Regulation D Private Placements
At some point during the operation of every private business, there comes a time to raise money. Perhaps you’re just starting out and need the initial funds to get your business off the ground. Or perhaps your business has proven successful and you need funds to expand. For many private business owners the natural place to seek these funds would be your bank. However, the requirements for a business loan may be out of reach for the person looking to get a startup with little in assets up and running. Another option is a Regulation D private placement offering. The private placement option allows business owners the opportunity to seek the funding they need from individual investors instead of a bank while remaining a private company. As such it is an ideal way for budding entrepreneurs to secure the funding needed for their startup.

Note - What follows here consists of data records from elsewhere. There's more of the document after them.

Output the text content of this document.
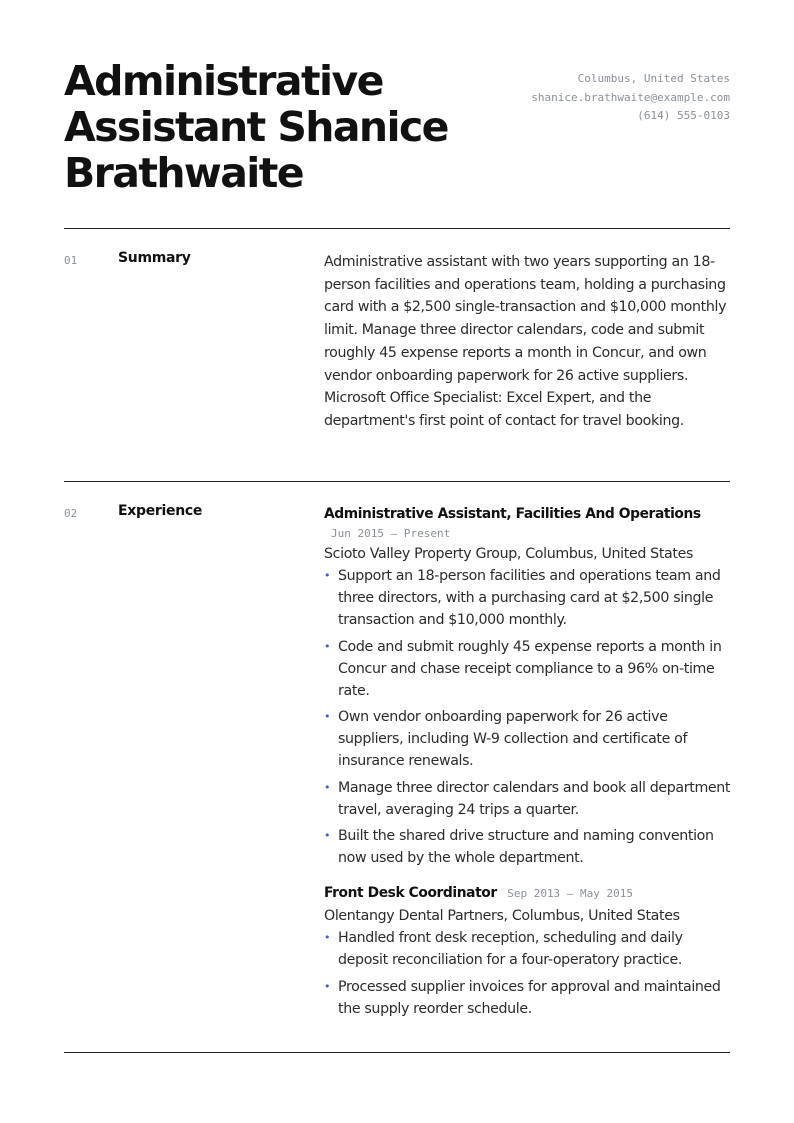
Administrative Assistant Shanice Brathwaite
Columbus, United States
shanice.brathwaite@example.com
(614) 555-0103
01	Summary	Administrative assistant with two years supporting an 18-person facilities and operations team, holding a purchasing card with a $2,500 single-transaction and $10,000 monthly limit. Manage three director calendars, code and submit roughly 45 expense reports a month in Concur, and own vendor onboarding paperwork for 26 active suppliers. Microsoft Office Specialist: Excel Expert, and the department's first point of contact for travel booking.

02	Experience	Administrative Assistant, Facilities And Operations
Jun 2015 — Present
Scioto Valley Property Group, Columbus, United States
• Support an 18-person facilities and operations team and three directors, with a purchasing card at $2,500 single transaction and $10,000 monthly.
• Code and submit roughly 45 expense reports a month in Concur and chase receipt compliance to a 96% on-time rate.
• Own vendor onboarding paperwork for 26 active suppliers, including W-9 collection and certificate of insurance renewals.
• Manage three director calendars and book all department travel, averaging 24 trips a quarter.
• Built the shared drive structure and naming convention now used by the whole department.
Front Desk Coordinator Sep 2013 — May 2015
Olentangy Dental Partners, Columbus, United States
• Handled front desk reception, scheduling and daily deposit reconciliation for a four-operatory practice.
• Processed supplier invoices for approval and maintained the supply reorder schedule.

In the United States, any company selling securities is governed by the Securities Act of 1933. As such, the company must either register the offer with the United States Securities and Exchange Commission (SEC), which can be cost prohibitive to smaller companies, or be qualified for exemption under the rules of Regulation D. By offering the securities using a Regulation D private placement, a small business may raise funds by directly approaching private investors without needing to register the securities with the SEC. This is obviously a great incentive for the use of Regulation D private placements.
When setting out to raise funds with a private placement, it is important to have a Private Placement Memorandum (PPM). This document contains all the relevant information for the security offering. This is the document that presents your argument for why your company is a sound investment. It will detail the possible risks and rewards; the operating structure of the company; the offering structure, share structure, and securities purchase disclosure to the SEC; and the use of the proceeds. This one document will contain all the information a prospective investor will need to make an informed decision on whether or not to invest in your private placement offering. This document will also include the subscription agreement. The subscription agreement is the “contract” the investor will sign and return with their funds.
A well-prepared Private Placement Memorandum is essential to a successful round of fund raising. This is the document that will show investors that investing in you and your company is a risk worth taking. Having a Private Placement Memorandum is requirement for the offering process, but it is more than just some annoying piece of paperwork. The Private Placement Memorandum can be a major asset to your fund raising endeavors. A carefully prepared and well thought out memorandum shows that you have given serious thought to your plans and helps to establish you as a knowledgeable business professional. It also allows you to approach many more possible investors, drastically increasing the likelihood of reaching your financial goal. On the other hand, a hastily prepared memorandum will undoubtedly harm your attempt.
So for what kind of company is a Regulation D private placement offering suited? A Regulation D offering is ideal for companies looking to raise $25,000 to $50,000,000 from private investors. Regulation D offerings can cover a large range of financial needs, from small startups to larger established companies. This versatility is one of the many reasons Regulation D offerings are a popular means of raising capital.
The simplicity is another. Preparation for a Regulation D private placement offering can be broken down into three steps. The first is to decide all of the pertinent information of the offering. This is the part of the process where the specifics of the offering are decided, including the share structure of the company, the share price, and how much of the company to sell to outside investors.
During this phase it is important to consider which of the variations of the Regulation D rules to use. These rules set different limits on the amount of capital that can be raised in a given period of time, as well as the number and types of investors who can take part in the offering. Types of investor are split between accredited and non-accredited. These classifications are determined by certain financial data related to the investor.
The second step is to complete all of the requisite paperwork. This includes the Private Placement Memorandum, the Subscription Agreement, and an Investor Suitability Questionnaire. This latter form is a questionnaire that determines whether a potential investor is qualified as an accredited or non-accredited investor.
The last step is to complete and file the Form D SEC Notification Filing with the Securities and Exchange Commission in Washington, as well as any state filings required in the states in which the offering is made. This form notifies the SEC and the State Securities Boards of your use of a Regulation D offering and provides details about the company and the offering.
It is easy to see why Regulation D private placements are a popular way for small businesses to raise much needed capital. They are a well-established way to approach multiple investors in a professional manner and avoid the prohibitive cost of an SEC filing. As always, when dealing with regulated business issues such as this, never hesitate to contact your private attorney. Your private attorney can assure that you have followed all the proper regulations so that your offering goes without a hitch.